In 1999, the European Christian Environmental Network (ECEN) urged churches to adopt a “Time for Creation” stretching from 1st September to the feast of St Francis on 4th October. and this was endorsed by the European Ecumenical Assembly in Sibiu, Romania, in 2007, which recommended that the period ‘be dedicated to prayer for the protection of Creation and the promotion of sustainable lifestyles that reverse our contribution to climate change.’ The following year, the World Council of Churches (WCC) invited churches to observe “Time for Creation” through prayer and action.
From that time on, Christians worldwide have progressively embraced the season as part of their annual calendar. Since 2008 Churches Together in Britain and Ireland (CTBI) has compiled a programme of resources to encourage and assist churches to observe Creation Time. In summer 2020, just in time for COP26 in Glasgow, the Scottish Episcopal Church joined this movement, introducing Liturgical material for this Season.
This second lecture explores where the Church is at the present time in relation to the Environmental Crisis and the extent to which the approaches of Christian Churches differ from or reflect those of other commercial and community organisations.
Lecture 3 – Not Zero?
At it’s 2020 General Synod in December, the Scottish Episcopal Church started talking about environmental issues and committed to working towards Net Zero carbon emissions by 2030. A Church in Society Technical Committee then produced guidance for Synod in 2021 to set the direction for practical action and established a committee to take this work forward.
Many organisations and indeed governments have set targets for Net Zero, but does this represent an appropriate and sufficient response to the urgency of the issue? When we start to look for solutions to environmental issues, it is very easy to adopt too narrow a focus and attempt to reduce the environmental impact of one isolated factor, and in the process increase the impact of another.
This third lecture explores this question and we may well find ourselves outside a Church door in Wittenberg in the company of Martin Luther. That may of course raise the question as to whether or not the Church needs a New Reformation in relation to Environmental Justice.
Lecture 4 – Where do we go from here?
Responding to the climate crisis and the injustice inherent in both its causes and effects, it is much easier to make on one or two minor lifestyle changes, and thereby feel better about it all, than to engage with the real problem. The former is simply a mechanism to ‘greenwash’ our consciences, likely to have little or no effect and may actually do a great deal of harm. What is actually needed is repentance, a turning away from excessive consumption and back to God. Rowan Williams put it very simply when he wrote:
“we need to regain a sense that our relationship to the earth is about ‘communion not consumption’”.
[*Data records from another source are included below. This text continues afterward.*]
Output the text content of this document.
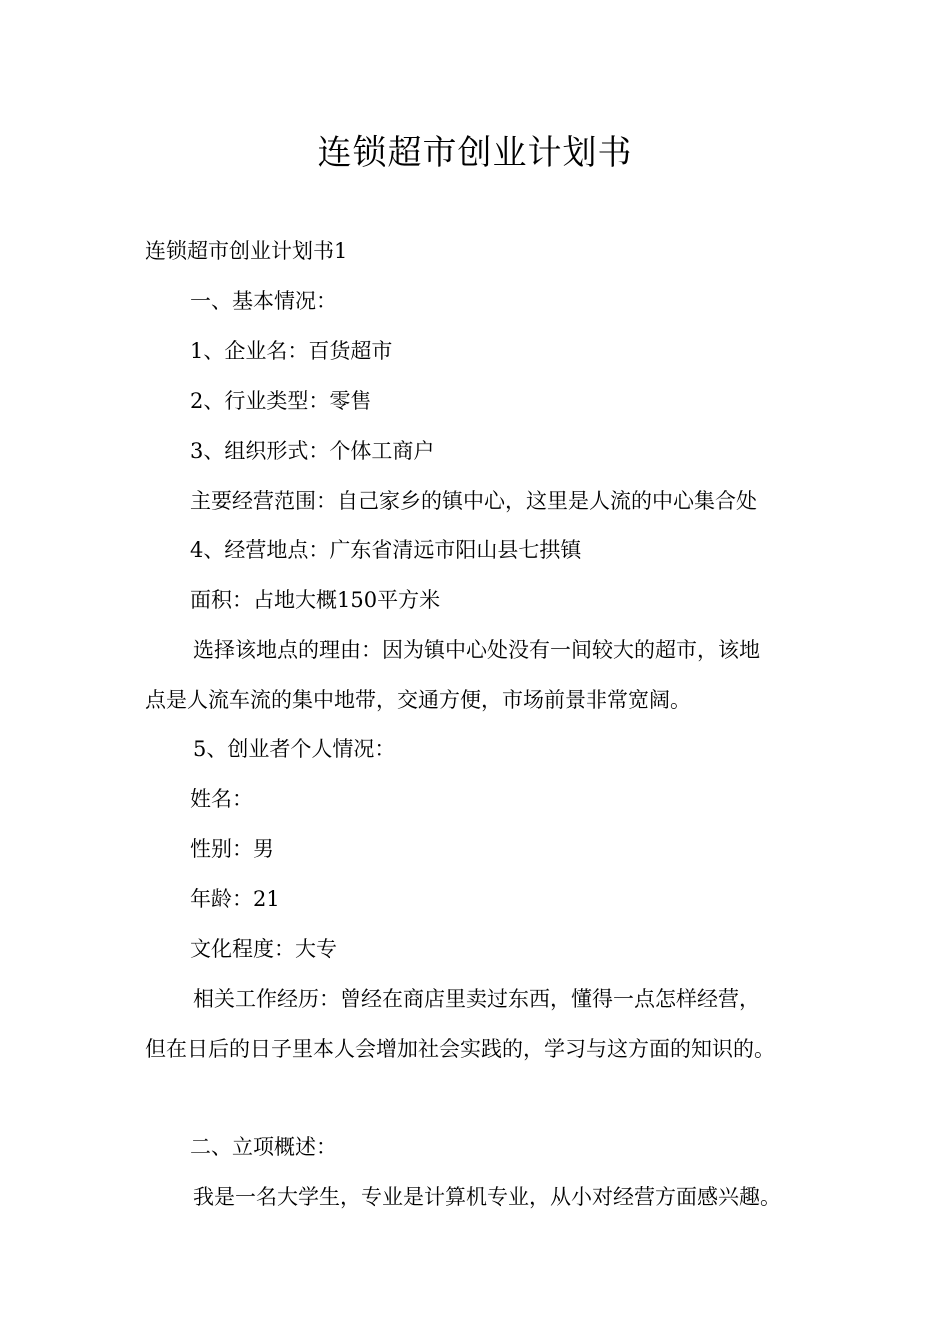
连锁超市创业计划书
连锁超市创业计划书1
一、基本情况：
1、企业名：百货超市
2、行业类型：零售
3、组织形式：个体工商户
主要经营范围：自己家乡的镇中心，这里是人流的中心集合处
4、经营地点：广东省清远市阳山县七拱镇
面积：占地大概150平方米
选择该地点的理由：因为镇中心处没有一间较大的超市，该地
点是人流车流的集中地带，交通方便，市场前景非常宽阔。
5、创业者个人情况：
姓名：
性别：男
年龄：21
文化程度：大专
相关工作经历：曾经在商店里卖过东西，懂得一点怎样经营，
但在日后的日子里本人会增加社会实践的，学习与这方面的知识的。
二、立项概述：
我是一名大学生，专业是计算机专业，从小对经营方面感兴趣。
Christians have a responsibility not only to take action to contribute less to the problem, but to be prophetic voices in the world. In the words of Walter Brueggemann they have a threefold prophetic task:
“The prophetic tasks of the Church are to tell the truth in a society that lives in illusion, grieve in a society that practices denial, and express hope in a society that lives in despair.”
What is needed is nothing short of salvation, and not just a narrow salvation of self, but a salvation of humanity and the whole of God’s Creation.
This is the subject of our final lecture.